Friday, June 04, 2010

It's time for real disengagement


The attempt to control Gaza from outside, via its residents' diet and shopping lists, casts a heavy moral stain on Israel and increases its international isolation.
By Aluf Benn

The "flotilla affair" offers a good opportunity to complete the disengagement from the Gaza Strip, five years after Israel withdrew. It's time to sever the last ties of the occupation and leave Hamastan to its own devices. The attempt to control Gaza from outside, via its residents' diet and shopping lists, casts a heavy moral stain on Israel and increases its international isolation. Every Israeli should be ashamed of the list of goods prepared by the Defense Ministry, which allows cinnamon and plastic buckets into Gaza, but not houseplants and coriander. It's time to find more important things for our officers and bureaucrats to do than update lists.

How could a disengagement be done? Israel would inform the international community that it is abandoning all responsibility for Gaza residents and their welfare. The Israel-Gaza border would be completely sealed, and Gaza would have to obtain supplies and medical services via the Egyptian border, or by sea. A target date would be set for severing Gaza's water and electricity systems from those of Israel. The customs union with Israel would end, and the shekel would cease to be Gaza's legal tender. Let them print their own Palestinian currency, featuring portraits of Sheikh Ahmed Yassin.

Israel would also make it clear that it will exercise its right to self-defense by inspecting suspicious cargo on the high seas in order to thwart arms smuggling. That is also how the Western powers behave: They search cargo ships for nuclear weapons and missile components. And if we are shot at from Gaza, we will shoot back - with intent to cause harm. We have already proved that we can do so.

This scenario has a precedent: Until the peace agreement was signed with Egypt, all of Israel's borders were sealed tight. Israel's foreign trade was conducted entirely via its air and sea ports. Even today, traffic over its land borders remains negligible.

This isn't pleasant, but it is legal. A sovereign state has the right to close its borders, especially when its neighbors are hostile and hate-filled.

The situation in which the border is intermittently open, based on the judgment of some anonymous Defense Ministry bureaucrat, is no longer acceptable to the world. It is perceived as intolerable brutality toward the civilian population of the party being blockaded.

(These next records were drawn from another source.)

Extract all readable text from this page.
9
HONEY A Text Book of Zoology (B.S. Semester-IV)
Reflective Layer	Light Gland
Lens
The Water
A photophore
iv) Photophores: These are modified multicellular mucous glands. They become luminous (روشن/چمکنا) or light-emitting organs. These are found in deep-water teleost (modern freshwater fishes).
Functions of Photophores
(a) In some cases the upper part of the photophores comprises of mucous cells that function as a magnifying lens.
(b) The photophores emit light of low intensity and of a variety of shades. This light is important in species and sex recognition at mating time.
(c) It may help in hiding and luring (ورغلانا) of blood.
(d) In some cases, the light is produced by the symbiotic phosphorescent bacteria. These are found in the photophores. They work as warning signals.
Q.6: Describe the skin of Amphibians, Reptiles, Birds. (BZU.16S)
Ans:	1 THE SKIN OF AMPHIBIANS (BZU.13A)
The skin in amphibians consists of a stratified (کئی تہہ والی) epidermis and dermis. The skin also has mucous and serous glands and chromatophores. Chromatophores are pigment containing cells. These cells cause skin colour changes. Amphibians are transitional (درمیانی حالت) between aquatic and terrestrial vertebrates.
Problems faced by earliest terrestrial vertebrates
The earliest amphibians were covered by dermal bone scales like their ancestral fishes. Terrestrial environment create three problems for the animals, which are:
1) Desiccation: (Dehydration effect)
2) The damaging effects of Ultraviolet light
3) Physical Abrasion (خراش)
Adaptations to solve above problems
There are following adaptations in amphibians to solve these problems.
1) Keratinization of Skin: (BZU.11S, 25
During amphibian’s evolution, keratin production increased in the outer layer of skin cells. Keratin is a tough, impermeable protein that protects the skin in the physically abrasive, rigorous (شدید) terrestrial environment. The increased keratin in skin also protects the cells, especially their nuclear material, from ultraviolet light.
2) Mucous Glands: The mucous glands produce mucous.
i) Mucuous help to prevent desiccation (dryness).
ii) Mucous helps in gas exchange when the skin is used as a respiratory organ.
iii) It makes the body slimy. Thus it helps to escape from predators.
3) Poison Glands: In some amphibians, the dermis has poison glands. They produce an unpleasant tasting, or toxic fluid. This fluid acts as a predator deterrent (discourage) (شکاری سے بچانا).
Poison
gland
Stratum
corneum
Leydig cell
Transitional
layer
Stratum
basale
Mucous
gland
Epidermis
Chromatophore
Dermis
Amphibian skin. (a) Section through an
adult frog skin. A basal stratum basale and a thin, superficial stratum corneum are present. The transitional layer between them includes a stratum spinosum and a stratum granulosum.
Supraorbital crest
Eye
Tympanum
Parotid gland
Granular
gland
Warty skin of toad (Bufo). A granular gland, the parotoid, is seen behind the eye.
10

Ariel Sharon decided to withdraw from Gaza all the way to the Green Line, and hoped thereby to obtain international acknowledgment that the occupation had ended. But Israel did not truly succeed in disengaging.

Even before Hamas took control of the Strip, Israel insisted on controlling entry to and exit from it. After Hamas won the Palestinian election, and Gilad Shalit was kidnapped, the blockade and the supervisory regime only tightened.

It was as if Israel had regretted the disengagement at the last moment and sought to retain at least a little something - a tiny handful of hated Gaza.

Today, the blockade of Gaza has a fourfold purpose: to compel the Palestinians to reunite Gaza with the West Bank under a leadership friendly to Israel; to pressure Hamas to restrain the rocket fire and other attempts to attack Israel; to maintain the fiction that the Palestinian Authority, led by Mahmoud Abbas and Salam Fayyad, is still the legal sovereign in Gaza; and to prevent friction with Egypt, which fears the opening of its border with the Palestinians.

But judging by the results, this policy has been unsatisfactory. True, strategic cooperation with Egypt has been strengthened, and Hamas has been restrained since Operation Cast Lead in Gaza in 2008-09. But Hamas' control over the Strip has not weakened. Abbas and Fayyad exercise no authority in Gaza.

The Israeli public is being told that the ban on coriander and the like is aimed at "helping Gilad Shalit." The very mention of the captive soldier now languishing in a Hamas prison has prevented any serious discussion of what policy Israel should adopt toward Gaza. But this merely demonstrates the government's populism and lack of leadership: It is hiding behind Shalit and his family, who justly have the public's sympathy, instead of seeking a new reality.

Those who oppose Israel's very existence will continue to fight and persecute it even if Jerusalem abandons the last shred of responsibility for Gaza. No disengagement will persuade them to change. But they are not the audience at which Israeli policy is aimed: Its target audience is Western governments, from which it needs support and with which it needs diplomatic and economic ties. And these Western governments are telling it to end the blockade and free Gaza.

Monday's deadly operation against the aid flotilla has only strengthened these demands. Hence this is Israel's opportunity. Instead of arguing with the international community, it should tell it: You want Gaza? Fine. Take it.